MagnaCut

MagnaCut ist noch relativ jung, aber gilt inzwischen als einer der bemerkenswertesten Messerstähle der letzten Jahre. Hier die wichtigsten Fakten:

Herkunft: Entwickelt wurde MagnaCut von Dr. Larrin Thomas, einem Metallurgen mit Promotion an der Colorado School of Mines (er betreibt auch die bekannte Seite KnifeSteelNerds.com). Vorgestellt wurde der Stahl 2021, produziert wird er von Crucible Industries in Syracuse, New York, im CPM-Verfahren (Crucible Particle Metallurgy), das für eine sehr homogene Karbidverteilung sorgt. Thomas' erklärtes Ziel war, wissenschaftlich fundiert die vielen widersprüchlichen Marketingaussagen zu Messerstählen zu überprüfen.

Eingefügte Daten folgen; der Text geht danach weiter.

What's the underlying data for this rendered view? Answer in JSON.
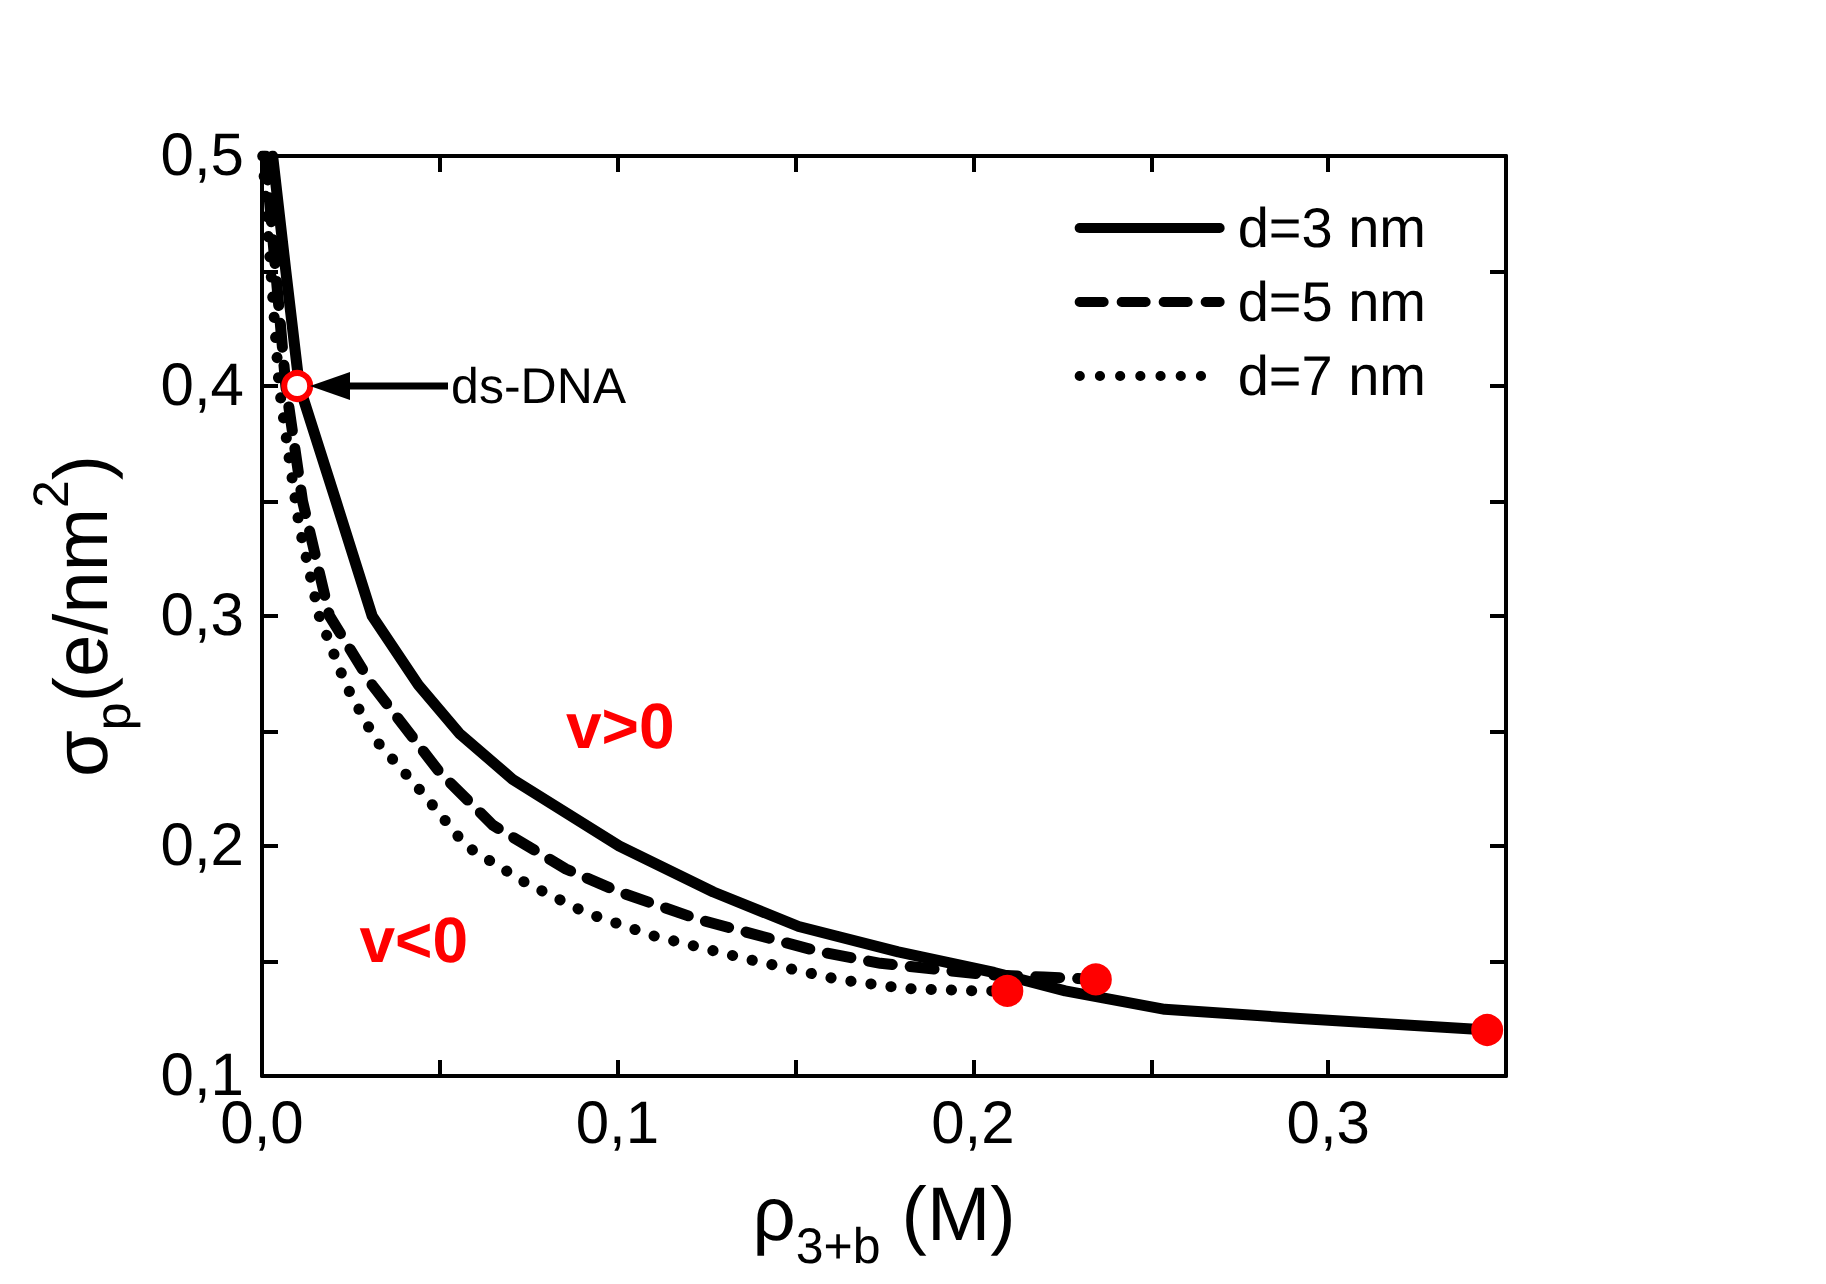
{
  "chart_data": {
    "type": "line",
    "xlabel": "ρ$_{3+b}$ (M)",
    "ylabel": "σ$_{p}$(e/nm$^{2}$)",
    "xlim": [
      0,
      0.35
    ],
    "xticks": [
      {
        "value": 0,
        "label": "0,0"
      },
      {
        "value": 0.05,
        "label": null
      },
      {
        "value": 0.1,
        "label": "0,1"
      },
      {
        "value": 0.15,
        "label": null
      },
      {
        "value": 0.2,
        "label": "0,2"
      },
      {
        "value": 0.25,
        "label": null
      },
      {
        "value": 0.3,
        "label": "0,3"
      }
    ],
    "ylim": [
      0.1,
      0.5
    ],
    "yticks": [
      {
        "value": 0.1,
        "label": "0,1"
      },
      {
        "value": 0.15,
        "label": null
      },
      {
        "value": 0.2,
        "label": "0,2"
      },
      {
        "value": 0.25,
        "label": null
      },
      {
        "value": 0.3,
        "label": "0,3"
      },
      {
        "value": 0.35,
        "label": null
      },
      {
        "value": 0.4,
        "label": "0,4"
      },
      {
        "value": 0.45,
        "label": null
      },
      {
        "value": 0.5,
        "label": "0,5"
      }
    ],
    "legend": "top right",
    "marker": "none",
    "series": [
      {
        "name": "d=3 nm",
        "color": "#000000",
        "line_style": "solid",
        "x": [
          0.003,
          0.0067,
          0.0105,
          0.0208,
          0.031,
          0.044,
          0.0555,
          0.0705,
          0.1005,
          0.127,
          0.151,
          0.179,
          0.206,
          0.226,
          0.254,
          0.292,
          0.345
        ],
        "values": [
          0.5,
          0.45,
          0.4,
          0.35,
          0.3,
          0.27,
          0.249,
          0.229,
          0.2,
          0.18,
          0.165,
          0.154,
          0.145,
          0.137,
          0.129,
          0.125,
          0.12
        ]
      },
      {
        "name": "d=5 nm",
        "color": "#000000",
        "line_style": "dashed",
        "x": [
          0.001,
          0.0067,
          0.0114,
          0.019,
          0.031,
          0.05,
          0.065,
          0.0855,
          0.1005,
          0.123,
          0.157,
          0.174,
          0.204,
          0.22,
          0.235
        ],
        "values": [
          0.5,
          0.4,
          0.35,
          0.3,
          0.27,
          0.232,
          0.209,
          0.19,
          0.18,
          0.168,
          0.154,
          0.149,
          0.144,
          0.143,
          0.142
        ]
      },
      {
        "name": "d=7 nm",
        "color": "#000000",
        "line_style": "dotted",
        "x": [
          0.0002,
          0.0048,
          0.0077,
          0.0105,
          0.0161,
          0.0236,
          0.032,
          0.0452,
          0.0574,
          0.0742,
          0.0911,
          0.11,
          0.136,
          0.162,
          0.181,
          0.201,
          0.21
        ],
        "values": [
          0.5,
          0.4,
          0.368,
          0.339,
          0.3,
          0.27,
          0.246,
          0.223,
          0.2,
          0.184,
          0.171,
          0.161,
          0.151,
          0.142,
          0.138,
          0.137,
          0.137
        ]
      },
      {
        "type": "scatter",
        "color": "#ff0000",
        "marker": "circle",
        "x": [
          0.2097,
          0.2346,
          0.3447
        ],
        "values": [
          0.137,
          0.142,
          0.12
        ]
      },
      {
        "type": "scatter",
        "color": "#ff0000",
        "colors": [
          "#ffffff"
        ],
        "marker": "circle",
        "x": [
          0.0099
        ],
        "values": [
          0.4
        ]
      }
    ],
    "annotations": [
      "ds-DNA",
      "v>0",
      "v<0"
    ]
  }
}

Zusammensetzung: MagnaCut besteht aus folgenden Hauptelementen:
Kohlenstoff (C): ca. 1,15 %
Chrom (Cr): ca. 10,7 %
Vanadium (V): ca. 4,0 %
Molybdän (Mo): ca. 2,0 %
Niob (Nb): ca. 2,0 %
Stickstoff (N): ca. 0,2 %

Die entscheidende Design-Idee: MagnaCut vermeidet gezielt große Chromkarbide (wie sie z. B. in D2 oder S30V vorkommen) und setzt stattdessen auf feine Vanadium- und Niobkarbide. Dadurch bleibt mehr Chrom im Gefüge gelöst und steht für Korrosionsschutz zur Verfügung, statt in Karbiden „gebunden" zu sein.

Härte: empfohlener Bereich 60–64 HRC, optimaler Kompromiss meist bei 62,5 HRC.

Zähigkeit: bei 62,5 HRC rund 38 ft-lbs im Charpy-C-Notch-Test – ein außergewöhnlich hoher Wert für einen rostfreien Stahl, vergleichbar mit reinen Werkzeugstählen wie CPM 3V/4V, die eigentlich nicht rostfrei sind.

Schnitthaltigkeit: im CATRA-Test rund 135 % relative Verschleißfestigkeit gegenüber dem 440C-Referenzwert – liegt damit in etwa zwischen S35VN und S45VN, bleibt aber deutlich zäher als beide.

Korrosionsbeständigkeit: gilt als der korrosionsbeständigste "Superstahl" auf dem Markt, besonders geeignet für feuchte/maritime Umgebungen. Wichtig: Anlasstemperaturen über etwa 750 °F (ca. 400 °C) verschlechtern die Korrosionsbeständigkeit spürbar, weshalb die Wärmebehandlung präzise eingehalten werden sollte.

Praktische Einordnung: MagnaCut wird oft als Stahl beschrieben, der gleichzeitig gut schneidhält, kaum rostet und nicht so leicht ausbricht wie andere hochlegierte Stähle – eine Kombination, die vorher kaum zu haben war (meist musste man bei einer Eigenschaft Abstriche machen). Wegen der hohen Zähigkeit lassen sich Klingen dünner schleifen, ohne dass die Kante so leicht ausbricht, was leichtere und effizientere Schneidgeometrien ermöglicht. Er hat sich seit 2021/22 rasant bei Custom-Messermachern und mittlerweile auch bei größeren Herstellern (Benchmade, Buck, Böker u. a.) etabliert.